Une épidémie de suicides

Il y a un an et demi, Ross Douthat, éditorialiste du New York Times , notait que «plus d'Américains meurent de suicide que d'accidents de voiture, et les suicides par arme à feu sont presque deux fois plus fréquents que les homicides par arme à feu». Deaton et sa femme, Anne Case, ça ne va pas mieux. L'augmentation du nombre de suicides a fait monter «modestement les taux de mortalité blanche dans la nation la plus riche du monde».

Douthat a attribué l'augmentation à la perte des liens sociaux traditionnels, provoquant une recrudescence de la solitude. Il a cité une étude publiée dans The New Republic : "un Américain sur trois de plus de 45 ans s'identifie comme souffrant de façon chronique, contre seulement un sur cinq il y a dix ans".

Un conservateur, Douthat est néanmoins capable de voir le coût pour les individus en quittant leurs petites communautés confinées pour la stimulation et l'opportunité de nos villes tentaculaires. Pour grandir et grandir, pour échapper aux gens qui veulent que vous soyez comme eux, vous devez partir. Mais alors, souvent vous finissez par être isolé, vulnérable et désespéré.

Les progressistes verront les données comme un signe de notre «effilochage des filets de sécurité et. . . »et ils notent que les taux de suicide ne grimpent pas en Europe, ce qui a des avantages sociaux plus généreux. Les gens là-bas sont moins susceptibles de se sentir abandonnés et punis pour ne pas réussir. Dans le même temps, en Amérique, les taux de suicide ne sont pas en hausse chez les Noirs et les Hispaniques, peut-être parce que ces cultures ont toujours eu tendance à soutenir davantage les personnes souffrant de maladie, d'incapacité et de chômage.

Douthat voit en laissant nos communautés traditionnelles comme un choix. Mais, peut-être, ce n'est pas un choix du tout, mais un impératif de développement et une question de survie.
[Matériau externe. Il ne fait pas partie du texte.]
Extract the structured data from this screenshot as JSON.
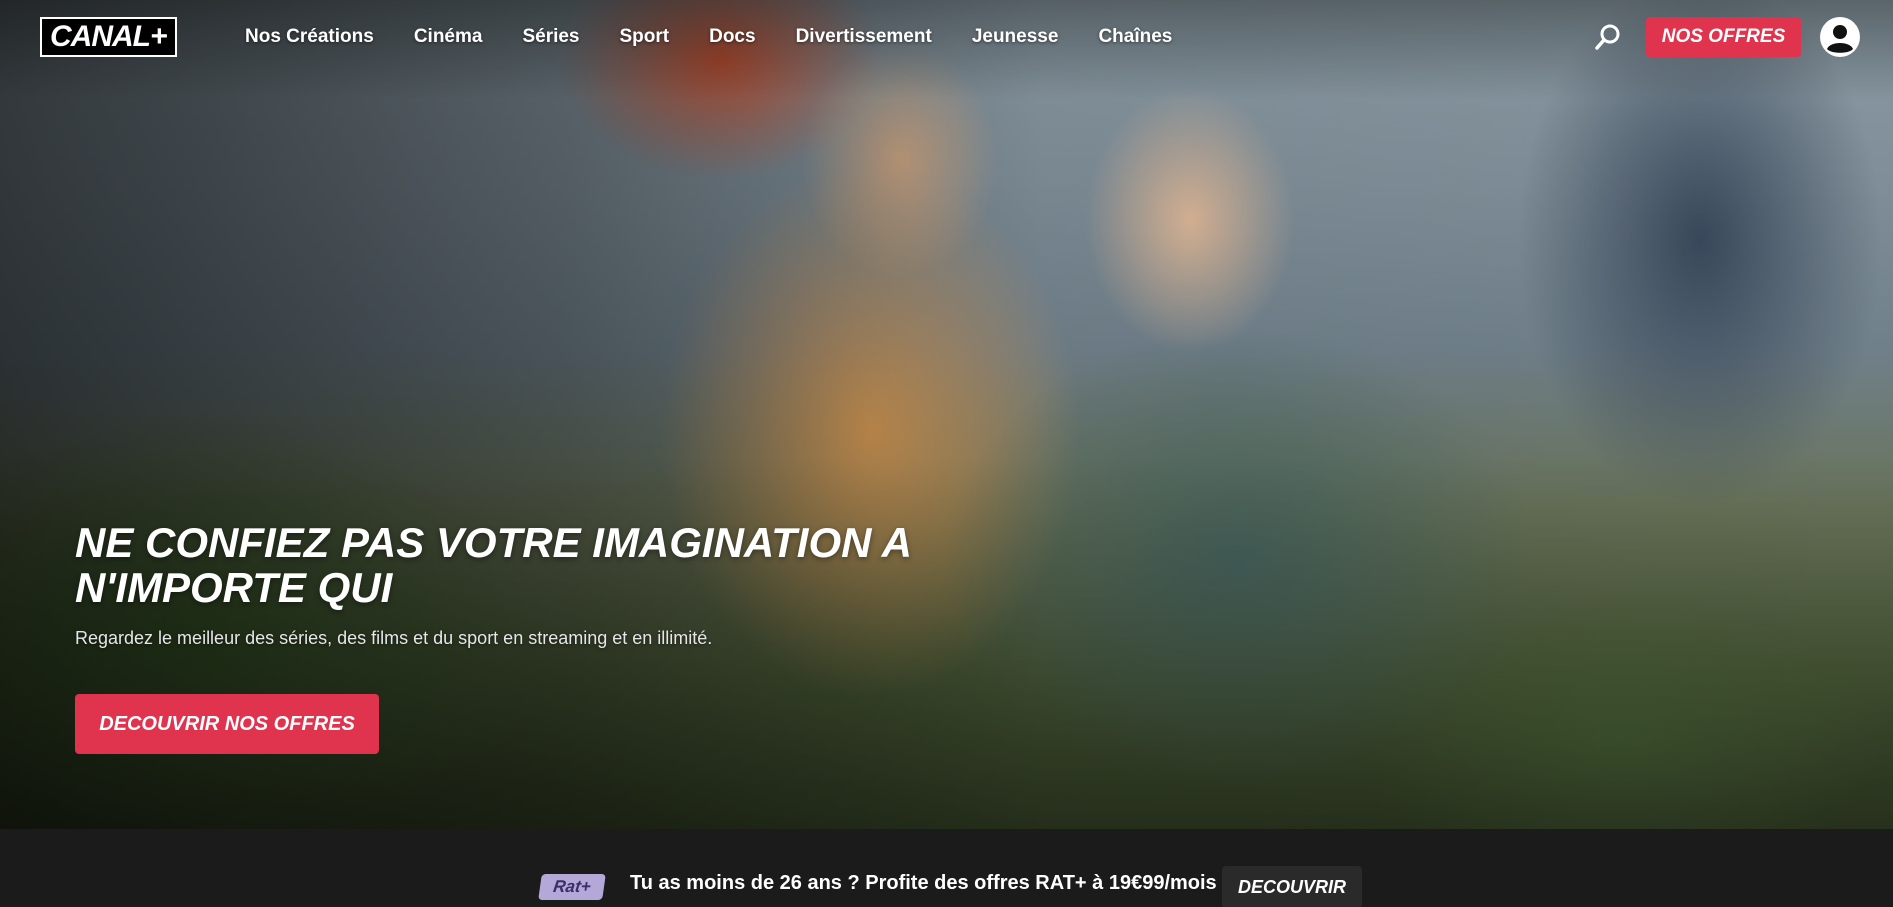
{
  "brand": {
    "logo_text": "CANAL+"
  },
  "nav": {
    "items": [
      {
        "label": "Nos Créations"
      },
      {
        "label": "Cinéma"
      },
      {
        "label": "Séries"
      },
      {
        "label": "Sport"
      },
      {
        "label": "Docs"
      },
      {
        "label": "Divertissement"
      },
      {
        "label": "Jeunesse"
      },
      {
        "label": "Chaînes"
      }
    ]
  },
  "header": {
    "search_icon": "search-icon",
    "offers_label": "NOS OFFRES",
    "account_icon": "user-account-icon"
  },
  "hero": {
    "headline": "NE CONFIEZ PAS VOTRE IMAGINATION A N'IMPORTE QUI",
    "subline": "Regardez le meilleur des séries, des films et du sport en streaming et en illimité.",
    "cta_label": "DECOUVRIR NOS OFFRES"
  },
  "banner": {
    "badge": "Rat+",
    "text": "Tu as moins de 26 ans ? Profite des offres RAT+ à 19€99/mois",
    "button_label": "DECOUVRIR"
  },
  "colors": {
    "accent": "#e0334d",
    "banner_bg": "#1b1b1b",
    "badge_bg": "#b4a8d9"
  }
}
Le monde moderne peut exiger que nous soyons plus indépendants, plus séparés et plus solitaires.

De plus en plus, nous sommes tous obligés de nous adapter à l'instabilité et au changement. Nos entreprises n'offrent plus de carrière fixe ou même fiable à leurs dirigeants et cadres, en proie à la menace permanente de fusions, reprises, cessions, restructurations et réductions d'effectifs, toutes demandées par des investisseurs recherchant toujours plus de «valeur actionnariale». les employés de niveau sont menacés par des taux de chômage élevés et des salaires inadéquats. Les professionnels font face à un monde dans lequel une grande partie de leur expertise est dupliquée par des machines intelligentes ou sous-traitée à ceux qui sont moins bien formés car les coûts sont continuellement réduits.

Les économies modernes sont également aux prises avec la manipulation financière, la fraude, le copinage et les attaques contre le contrôle et la réglementation. Sans parler des risques croissants de catastrophes naturelles provoquées par le changement climatique.

Bref, le monde moderne exige de nous d'être agiles, adaptatifs et prêts à repenser nos propres identités. Cette demande n'est plus anormale, surprenante ou choquante. Mais cela signifie que nous pouvons prendre de moins en moins pour acquis. Nous sommes tous à la dérive sur une mer de changement, et il faut du courage et de la force émotionnelle pour se maintenir à flot.

La solitude n'est qu'une des conséquences de cette nouvelle réalité. Cela conduit certains à rechercher des certitudes illusoires, des vérités fondamentales qu'ils peuvent affirmer sans beaucoup de preuves à l'appui. D'autres cherchent un détournement constant ou se retirent. Beaucoup deviennent déprimés et envisagent le suicide.

Certains prospèrent, mais beaucoup coulent.